Wole Soyinka: “The combination of religion with extreme ambition for power is ruining the world”

Wole Soyinka: “The combination of religion with extreme ambition for power is ruining the world”
Wole Soyinka: “The combination of religion with extreme ambition for power is ruining the world”

Wole Soyinka: “The combination of religion with extreme ambition for power is ruining the world” (Photo: Simone Padovani/Awakening/Getty Images)

The Nigerian Wole Soyinkawho in 1986 became the first African writer to win the Nobel Prize for Literature, believes that the combination of religion and extreme ambition for power are ruining the world and would have preferred not to have to combine literature and politics, an “inevitable” mix. . Akinwande Oluwole Soyinka (1934), known as Wole Soyinka, is a writer and teacher; For almost four decades, he has been part of the select club of Nobel Prize winners in Literature and has actively participated in Nigerian political life, a cause that cost him two years in prison and a death sentence.

With African and European training and more than fifty publications, Soyinka has starred in the premiere of the 20th edition of the Granada International Poetry Festival (FIP), a city to which he came for the first time so long ago that he does not even remember it and in which it captures cultural and literary energy. In an interview, Soyinka points out that he would have preferred not to have had to combine his political career with his literary career and acknowledges a certain resentment at having to mix them, because one has always affected the other.

“The issue is not so much what it has cost me, but rather the inevitability of the two aspects being intertwined, that one is always in conflict with the other,” explains the Nobel Prize winner. The Nigerian defends that this combination of dimensions is marked by where, when and under what circumstances he was born, by the education he has received and by his way of facing specific problems in history, and he wonders why he did not choose to be a musician, also committed but more safeguarded than a writer.

The Nigerian writer, the first African to win the Nobel Prize in Literature, said that “he would have preferred not to have to combine literature and politics” (Photo: EFE/ Emilio Naranjo)
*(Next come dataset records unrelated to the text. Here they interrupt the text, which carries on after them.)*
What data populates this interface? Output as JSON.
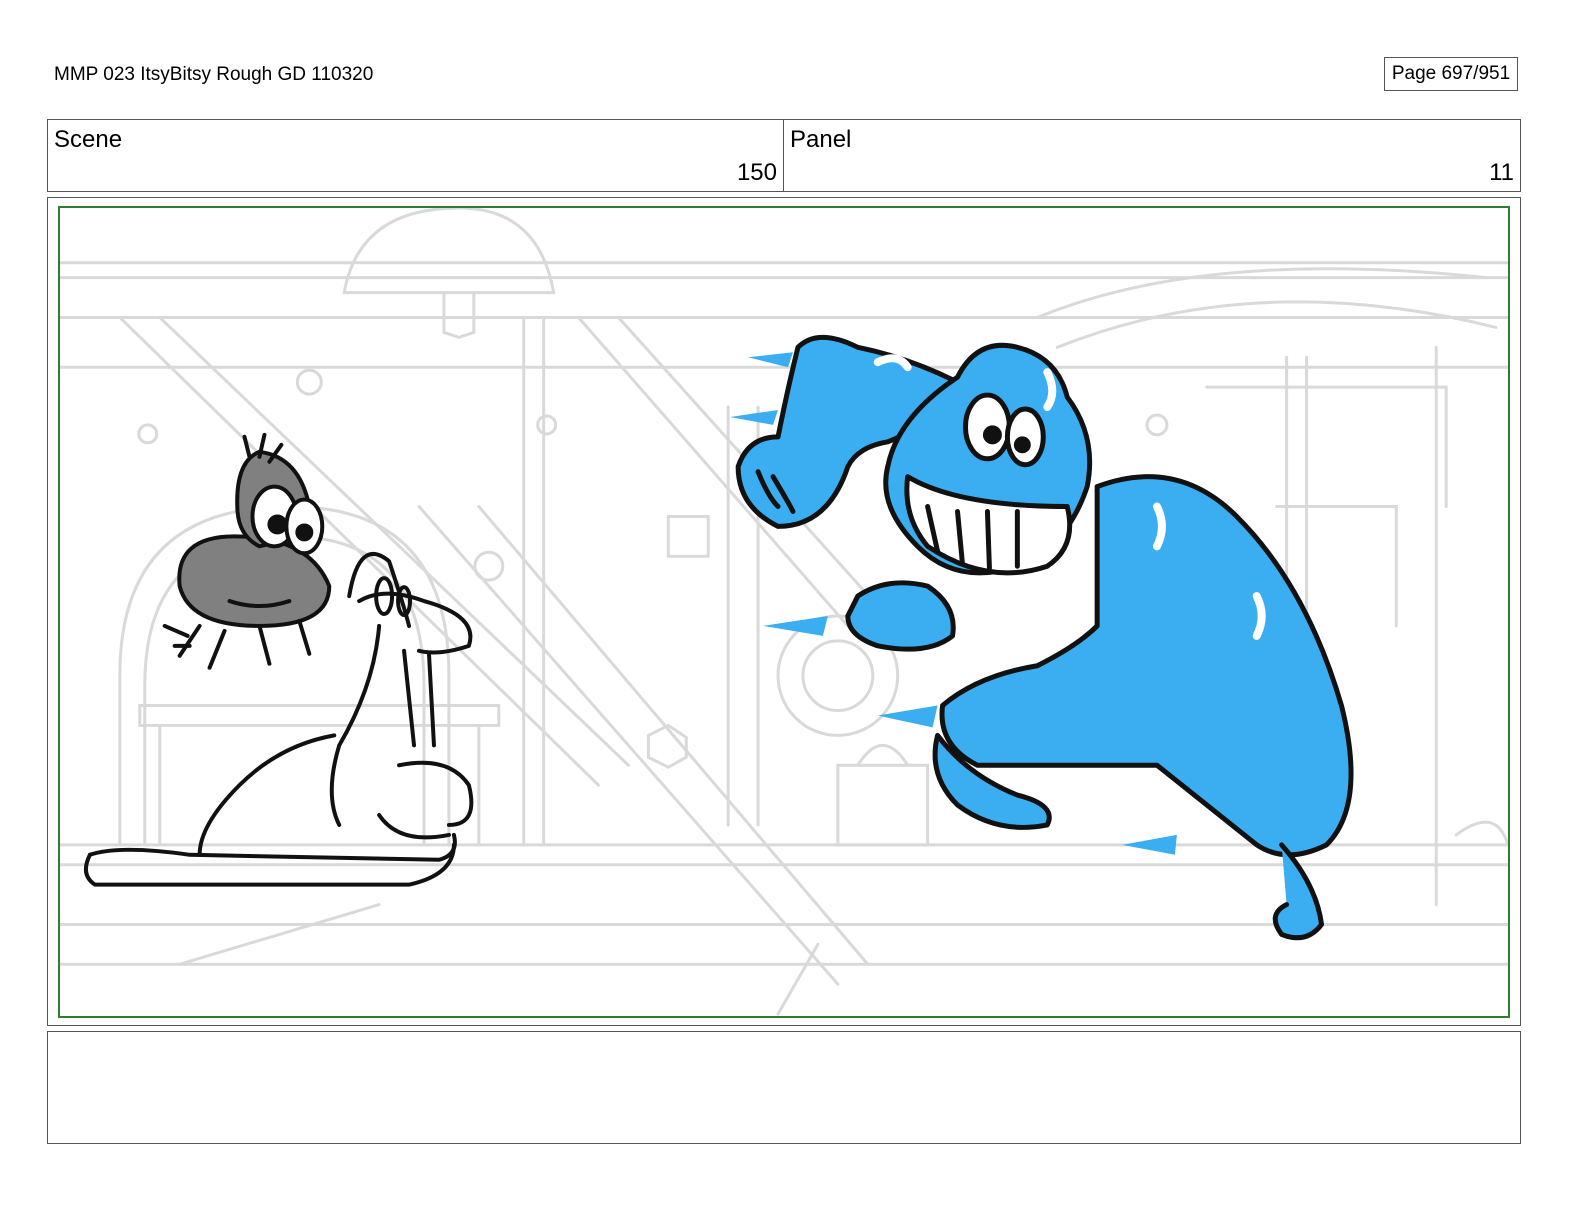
{
  "document": {
    "title": "MMP 023 ItsyBitsy Rough GD 110320",
    "page_label": "Page 697/951"
  },
  "header": {
    "scene_label": "Scene",
    "scene_number": "150",
    "panel_label": "Panel",
    "panel_number": "11"
  },
  "panel": {
    "frame_color": "#2e7d32",
    "background_line_color": "#d9d9d9",
    "character_fill_blue": "#3aaef0",
    "character_fill_gray": "#808080"
  },
  "notes": {
    "text": ""
  }
}
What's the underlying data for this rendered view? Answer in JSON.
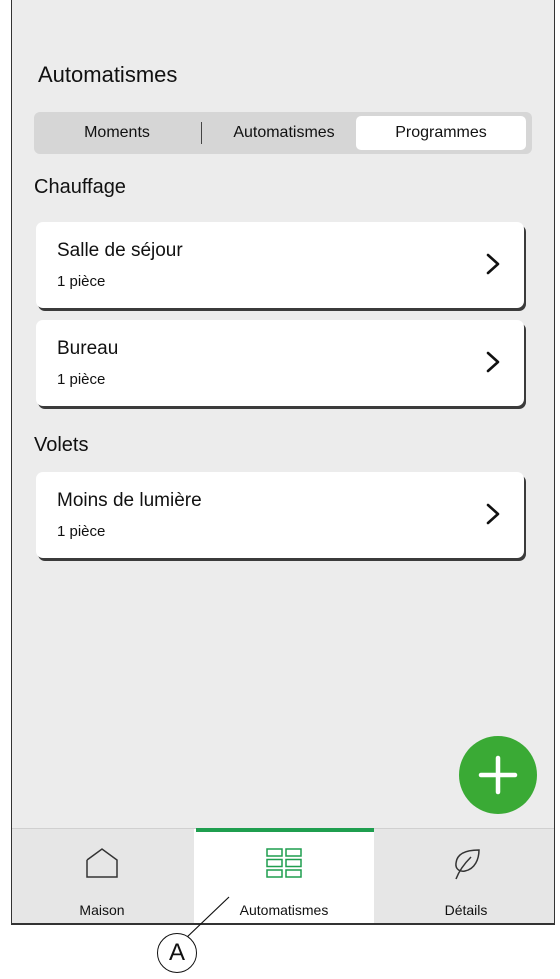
{
  "header": {
    "title": "Automatismes"
  },
  "tabs": [
    {
      "label": "Moments",
      "selected": false
    },
    {
      "label": "Automatismes",
      "selected": false
    },
    {
      "label": "Programmes",
      "selected": true
    }
  ],
  "sections": [
    {
      "title": "Chauffage",
      "items": [
        {
          "title": "Salle de séjour",
          "subtitle": "1 pièce"
        },
        {
          "title": "Bureau",
          "subtitle": "1 pièce"
        }
      ]
    },
    {
      "title": "Volets",
      "items": [
        {
          "title": "Moins de lumière",
          "subtitle": "1 pièce"
        }
      ]
    }
  ],
  "fab": {
    "icon": "plus-icon"
  },
  "nav": [
    {
      "label": "Maison",
      "icon": "house-icon",
      "active": false
    },
    {
      "label": "Automatismes",
      "icon": "grid-icon",
      "active": true
    },
    {
      "label": "Détails",
      "icon": "leaf-icon",
      "active": false
    }
  ],
  "callout": {
    "label": "A"
  },
  "colors": {
    "accent": "#3aaa35",
    "nav_indicator": "#1f9e4f",
    "background": "#ececec"
  }
}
A frustrated architect despite the fact that he built his own house, Soyinka assures that he decided not to let it affect him that he was the first African to win the Nobel Prize for Literature despite the fact that it is a recognition that “weighs on me.” “I am aware that I am more requested by the public, which translates into having less time, but I have expanded my radius of influence,” adds the author of The lion and the jewelwho knows that other winners have returned to “living their lives.”
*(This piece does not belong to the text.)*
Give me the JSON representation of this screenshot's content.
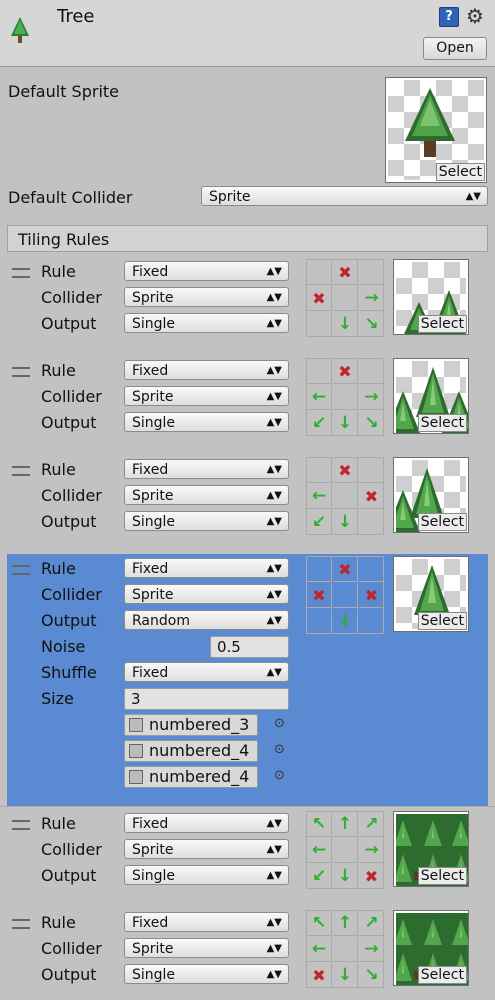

TO Gabriel Garcia Marquezwho received the Nobel Prize four years earlier, acknowledged when collecting the award that the recognition was a “nuisance” that would pass with the following year’s winner, but the author of One hundred years of solitude He already told her then that “this never ends. Objectively, now I know that it is so.” Soyinka, who temporarily teaches at the International University of Abu Dhabi (United Arab Emirates), participates in a program that promotes tolerance of all religious and political backgrounds while maintaining the Islamic creed.

“For me, the fact that this experiment is being carried out shows that in this world there are people who think that religion intervenes as a conflict, it shows that there are societies that think that religion should not be a factor that divides,” he adds. . “The combination of religion with extreme lust for power, those two things together, is what is really ruining the world.. Both separately are negative enough, but together they are an explosive cocktail,” he reflects after a turbulent weekend in the East.

“Unfortunately, one cannot stop writing, it is still an addiction,” he confessed (Photo: Simone Padovani/Awakening/Getty Images)

The Nobel Prize winner does not believe that there is literature for whites or blacks, although he does defend that all forms of artistic expression have their roots in the context in which one is born, in the “random circumstances” in which one has to live. “What makes the difference is when one begins to be aware of all that, of the roots,” adds the writer, who believes that one can write aware of one’s origins, adapted to the culture in which one lives, or already aware of the time critical of the context.

It defends the influence that African culture has left in European countries such as Spain and Portugal and in many Latin American countries such as Brazil, and applauds the “syncretism” of cultures and the search for origins in Africa. “Even some white people look to Africa when they search for their origins because, in some cases, they are more in tune with this culture than their own,” he explains. Although with new interests that bring him closer to agriculture and nature and a latest novel published in 2021, the Nobel Prize winner continues writing: “Unfortunately, one cannot stop writing, it is still an addiction.”